How to Provide Receipts for Your Small Business

Being self-employed means that you operate a business or provide a service directly, and are your own employer. One important attribute of a creditable, self-employed business owner is providing receipts to customers for all sales and service transactions.

Why Provide Receipts?

Receipts are provided as documented proof that a sale was made or service was provided. They are useful for both the business owner and the customer for record-keeping and tax purposes. As a small business owner you should save your receipts for seven years in case the IRS needs documented proof or has questions regarding your tax return.

Receipt Options

If you are needing to create a receipt, you have multiple options. Free templates are offered to users of Microsoft Office. You can open a Word document and type the word “receipts” in the search feature and your options will populate. Then simply locate the template you desire and populate it as necessary.
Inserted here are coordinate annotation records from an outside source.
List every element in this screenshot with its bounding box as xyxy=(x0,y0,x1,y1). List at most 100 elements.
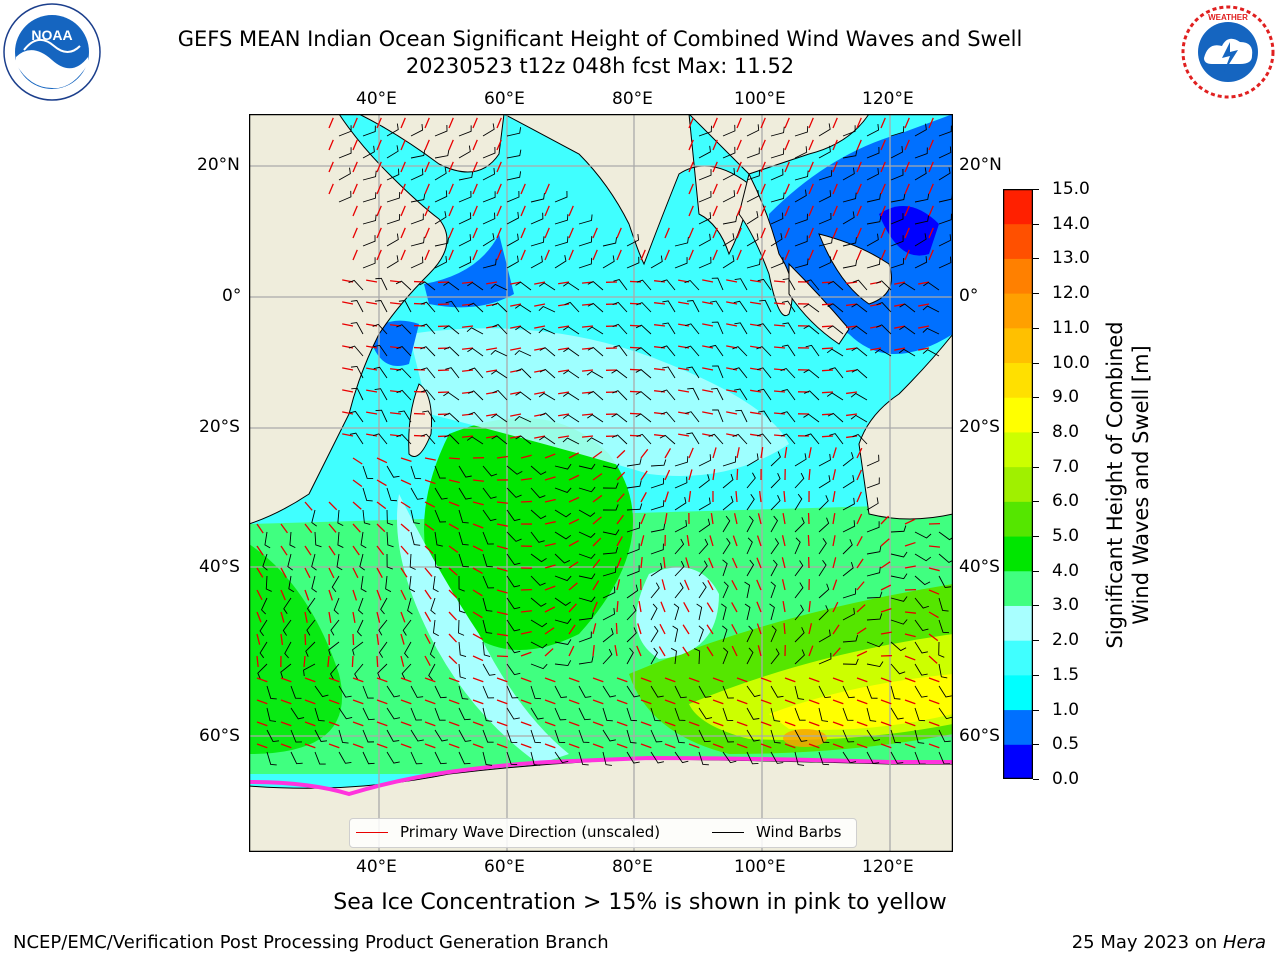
wind-barb xyxy=(696,603,703,621)
wave-direction-arrow xyxy=(904,611,917,614)
wave-direction-arrow xyxy=(424,205,430,217)
wind-barb xyxy=(842,149,858,159)
wave-direction-arrow xyxy=(568,561,579,569)
wind-barb xyxy=(482,663,496,676)
wave-direction-arrow xyxy=(731,602,738,613)
wind-barb xyxy=(538,328,556,335)
wind-barb xyxy=(458,531,469,546)
wind-barb xyxy=(818,538,827,555)
wave-direction-arrow xyxy=(448,655,458,665)
wind-barb xyxy=(458,190,472,203)
wind-barb xyxy=(554,255,567,269)
wave-direction-arrow xyxy=(856,536,863,547)
wind-barb xyxy=(578,531,596,538)
colorbar-tick xyxy=(1033,223,1039,225)
wind-barb xyxy=(818,517,830,533)
wind-barb xyxy=(530,751,541,766)
wind-barb xyxy=(660,411,676,423)
wind-barb xyxy=(443,281,460,291)
wave-direction-arrow xyxy=(424,567,433,577)
wind-barb xyxy=(265,575,272,592)
wind-barb xyxy=(794,537,801,555)
wind-barb xyxy=(492,389,508,401)
legend-label: Wind Barbs xyxy=(756,823,842,841)
colorbar-tick-label: 10.0 xyxy=(1052,352,1090,373)
wind-barb xyxy=(851,303,868,313)
wave-direction-arrow xyxy=(664,448,672,459)
wind-barb xyxy=(794,472,805,489)
wind-barb xyxy=(338,751,352,764)
wave-direction-arrow xyxy=(821,325,834,328)
wave-direction-arrow xyxy=(448,677,460,683)
wind-barb xyxy=(563,370,580,379)
wind-barb xyxy=(530,707,544,720)
wind-barb xyxy=(578,509,596,517)
wave-direction-arrow xyxy=(376,501,387,510)
wave-direction-arrow xyxy=(808,161,814,173)
wind-barb xyxy=(386,145,399,159)
wind-barb xyxy=(314,685,329,698)
wave-direction-arrow xyxy=(568,603,577,613)
wave-direction-arrow xyxy=(760,117,766,129)
wave-direction-arrow xyxy=(342,411,354,415)
wind-barb xyxy=(306,597,316,614)
wind-barb xyxy=(420,367,436,379)
colorbar-tick xyxy=(1033,189,1039,190)
wind-barb xyxy=(851,368,868,379)
wind-barb xyxy=(491,435,508,445)
wave-direction-arrow xyxy=(400,633,405,645)
wind-barb xyxy=(866,729,881,742)
wind-barb xyxy=(554,553,571,564)
wave-direction-arrow xyxy=(496,567,508,572)
wind-barb xyxy=(746,647,754,665)
wave-direction-arrow xyxy=(616,743,628,749)
wind-barb xyxy=(734,322,748,335)
wave-direction-arrow xyxy=(736,249,742,261)
wave-direction-arrow xyxy=(568,699,580,705)
wind-barb xyxy=(586,437,604,445)
wind-barb xyxy=(539,368,556,379)
wave-direction-arrow xyxy=(461,347,474,350)
wave-direction-arrow xyxy=(558,347,570,351)
wave-direction-arrow xyxy=(304,721,316,727)
wave-direction-arrow xyxy=(256,743,268,749)
wave-direction-arrow xyxy=(592,623,597,635)
wave-direction-arrow xyxy=(558,413,570,417)
wave-direction-arrow xyxy=(880,561,891,569)
wave-direction-arrow xyxy=(821,303,834,306)
wave-direction-arrow xyxy=(510,281,522,285)
wind-barb xyxy=(458,171,474,181)
wind-barb xyxy=(374,300,388,313)
wave-direction-arrow xyxy=(664,249,670,261)
wave-direction-arrow xyxy=(424,227,430,239)
wave-direction-arrow xyxy=(784,447,788,459)
wave-direction-arrow xyxy=(870,347,882,351)
wind-barb xyxy=(410,168,424,181)
wind-barb xyxy=(506,729,518,743)
wave-direction-arrow xyxy=(759,491,762,503)
wave-direction-arrow xyxy=(328,611,332,623)
wave-direction-arrow xyxy=(534,281,546,285)
wind-barb xyxy=(794,189,807,203)
wave-direction-arrow xyxy=(636,645,642,657)
wind-barb xyxy=(362,465,374,480)
wind-barb xyxy=(794,729,808,742)
wave-direction-arrow xyxy=(472,611,483,619)
wave-direction-arrow xyxy=(784,227,790,239)
wind-barb xyxy=(602,463,620,470)
wind-barb xyxy=(842,685,855,699)
wind-barb xyxy=(613,279,628,291)
wave-direction-arrow xyxy=(304,567,311,579)
wind-barb xyxy=(914,641,928,654)
wind-barb xyxy=(685,411,700,423)
wave-direction-arrow xyxy=(856,677,868,683)
wave-direction-arrow xyxy=(448,183,454,195)
wind-barb xyxy=(538,305,556,313)
wind-barb xyxy=(288,575,295,593)
wave-direction-arrow xyxy=(784,117,790,129)
wind-barb xyxy=(362,125,376,137)
wind-barb xyxy=(401,663,412,680)
wind-barb xyxy=(410,149,426,159)
chart-title: GEFS MEAN Indian Ocean Significant Heigh… xyxy=(177,27,1023,51)
wave-direction-arrow xyxy=(640,470,648,481)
If you’re using a computer-based bookkeeping program, you are able to generate a receipt when you log payment of the invoice. If you’re handwriting the purchase of sale into a receipt book, you can create the receipt manually in real time when payment is received.


Receipt Details

Although there is no written standard of what needs to go onto a receipt, you typically should list the date of the transaction, price paid and a short description of the product purchased or service rendered.

Delivery Timing of Receipts

Ideally, receipts should be given immediately upon payment. If you don’t provide one immediately, you should make one and send it out ASAP. They can be given in person, emailed or mailed.


As a small business owner, providing receipts shows that you care about your business and your customers. In addition, retaining your receipts for seven years (per the IRS guidelines) conveys good business sense in general.